# HID in '18 Cruze problem ( PWM power )



## Ma v e n (Oct 8, 2018)

No theories required. The projector headlamps and the low beams on reflector lamp gen2s are without a doubt PWM controlled.

They do it to extend bulb life and reduce electrical loads. They use 1.0mm²(approx 17awg) wire which isn't awful, (they use .75mm and .5 in other GM vehicles)but it's not nthay good either(Colorado uses 1.5mm²). A relay harness powered from generator or an empty B+ terminal at underhood fuse block and controlled by the low beam fuse would get your HIDs (or even stock type bulbs) lit up nice and bright with no PWM


Build or buy a relay harness with a capacitor built in(to protect the really from PWM)


----------



## Nightshade (Mar 26, 2019)

You literally just need a lowpass filter.. it's just a capacitor across the + and - lines. most places call them PWM filters. it basically filters out the pwm signal.. you could go relay as well.. but even on my 2016 ram 1500, I just needed a PWM anti-flicker module.. it just sits in-line.. and is really just a capacitor and maybe a diode or two to block caps from draining back into the vehicle wiring.. I had just got them with my xenondeport hid kit.. didn't use the relay harness at all.. the rams are WAY more sensitive than the GM cars from what I can tell.. 

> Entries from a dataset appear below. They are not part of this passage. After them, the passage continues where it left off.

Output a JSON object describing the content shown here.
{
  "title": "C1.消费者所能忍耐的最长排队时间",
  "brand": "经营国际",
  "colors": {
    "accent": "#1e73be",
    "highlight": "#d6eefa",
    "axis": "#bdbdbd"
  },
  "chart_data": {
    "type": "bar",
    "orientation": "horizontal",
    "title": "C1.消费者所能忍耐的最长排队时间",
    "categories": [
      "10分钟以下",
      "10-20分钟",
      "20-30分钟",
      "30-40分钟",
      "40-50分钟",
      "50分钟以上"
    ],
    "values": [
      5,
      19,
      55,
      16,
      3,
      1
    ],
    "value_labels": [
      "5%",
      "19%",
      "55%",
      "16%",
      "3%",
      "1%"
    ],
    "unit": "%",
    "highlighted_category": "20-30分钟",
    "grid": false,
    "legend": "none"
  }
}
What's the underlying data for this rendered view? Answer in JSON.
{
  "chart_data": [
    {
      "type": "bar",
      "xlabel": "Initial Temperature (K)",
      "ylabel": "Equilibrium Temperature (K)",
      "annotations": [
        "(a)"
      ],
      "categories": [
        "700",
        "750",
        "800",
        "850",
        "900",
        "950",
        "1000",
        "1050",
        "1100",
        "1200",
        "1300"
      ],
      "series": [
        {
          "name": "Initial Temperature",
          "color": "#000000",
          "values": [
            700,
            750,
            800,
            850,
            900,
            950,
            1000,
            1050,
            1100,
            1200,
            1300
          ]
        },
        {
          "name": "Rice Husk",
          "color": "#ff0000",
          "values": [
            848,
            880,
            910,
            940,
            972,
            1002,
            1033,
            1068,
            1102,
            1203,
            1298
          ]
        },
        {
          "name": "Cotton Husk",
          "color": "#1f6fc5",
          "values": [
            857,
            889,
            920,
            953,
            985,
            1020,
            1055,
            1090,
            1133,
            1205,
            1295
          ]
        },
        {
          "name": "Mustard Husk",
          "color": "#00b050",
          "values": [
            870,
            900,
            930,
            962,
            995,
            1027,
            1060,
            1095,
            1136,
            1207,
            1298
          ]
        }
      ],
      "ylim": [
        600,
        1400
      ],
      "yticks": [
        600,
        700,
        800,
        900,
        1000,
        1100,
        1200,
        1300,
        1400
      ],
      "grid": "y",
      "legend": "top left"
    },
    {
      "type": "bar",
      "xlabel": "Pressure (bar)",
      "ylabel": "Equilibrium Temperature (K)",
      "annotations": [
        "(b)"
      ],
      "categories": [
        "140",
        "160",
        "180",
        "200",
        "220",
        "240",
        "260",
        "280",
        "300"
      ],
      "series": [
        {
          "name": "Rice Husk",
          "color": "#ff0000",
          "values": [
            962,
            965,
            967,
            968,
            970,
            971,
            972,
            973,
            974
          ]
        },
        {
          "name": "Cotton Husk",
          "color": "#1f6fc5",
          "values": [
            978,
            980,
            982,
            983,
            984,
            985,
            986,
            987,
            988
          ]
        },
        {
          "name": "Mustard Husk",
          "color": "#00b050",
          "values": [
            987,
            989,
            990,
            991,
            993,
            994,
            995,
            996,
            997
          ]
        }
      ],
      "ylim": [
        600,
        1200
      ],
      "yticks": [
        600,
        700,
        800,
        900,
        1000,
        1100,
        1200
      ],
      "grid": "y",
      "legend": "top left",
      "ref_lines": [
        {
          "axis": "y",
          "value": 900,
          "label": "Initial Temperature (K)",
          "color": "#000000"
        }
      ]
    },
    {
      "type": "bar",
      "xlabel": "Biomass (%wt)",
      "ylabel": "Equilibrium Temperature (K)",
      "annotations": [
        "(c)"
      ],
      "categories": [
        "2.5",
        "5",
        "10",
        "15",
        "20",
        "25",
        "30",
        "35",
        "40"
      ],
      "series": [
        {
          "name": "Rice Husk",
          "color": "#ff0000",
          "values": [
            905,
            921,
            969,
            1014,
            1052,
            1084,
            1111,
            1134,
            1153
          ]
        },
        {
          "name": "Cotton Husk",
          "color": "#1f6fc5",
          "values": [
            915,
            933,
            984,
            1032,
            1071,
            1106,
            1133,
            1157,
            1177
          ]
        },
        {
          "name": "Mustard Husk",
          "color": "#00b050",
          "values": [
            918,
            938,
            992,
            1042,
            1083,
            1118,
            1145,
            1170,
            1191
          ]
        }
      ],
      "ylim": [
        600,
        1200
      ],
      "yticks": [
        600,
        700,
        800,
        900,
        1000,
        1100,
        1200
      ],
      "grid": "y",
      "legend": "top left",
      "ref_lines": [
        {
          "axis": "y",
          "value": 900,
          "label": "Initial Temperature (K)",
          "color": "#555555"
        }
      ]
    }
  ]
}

even things like the tail lights and stupid license plate light are monitored on the ram.. super annoying.. they PWM them too.


----------



## Nightshade (Mar 26, 2019)

as soon as I figure out if I have 9005 or 9012 bulbs in the car, I will be ordering an HID kit.. picked up my car today. so this week will be tint, order hids.. maybe order LEDs and try and decide on a tune..

I will report back with my results just installing a filter along with a normal canbus HID kit.. I just use the xenondepot extreme kits.. no reason other than they are in canada and I don't have to wait for customs.. and haven't had any issues with that kit on my ram in years..


----------



## Nightshade (Mar 26, 2019)

so picked up a new 9005 Hylux kit from Prolightz (basically the same kit that Diode Dyamics sells but from canada instead of the states).. No issues. It has a PWM filter built into the input.. so no relays or extra wiring needed.. just had to deal with the extra bulk on the input to the ballast. Works fine, no codes, no flicker.. pretty much plug and play except for the hole you have to drill in the dust covers.


----------



## SWAT (Mar 26, 2019)

Nightshade said:


> so picked up a new 9005 Hylux kit from Prolightz (basically the same kit that Diode Dyamics sells but from canada instead of the states).. No issues. It has a PWM filter built into the input.. so no relays or extra wiring needed.. just had to deal with the extra bulk on the input to the ballast. Works fine, no codes, no flicker.. pretty much plug and play except for the hole you have to drill in the dust covers.


 Can you please confirm you have the 2nd Gen Cruze and if your headlights are the Projector ones? How's it working nowadays, still no issues? Thanks


----------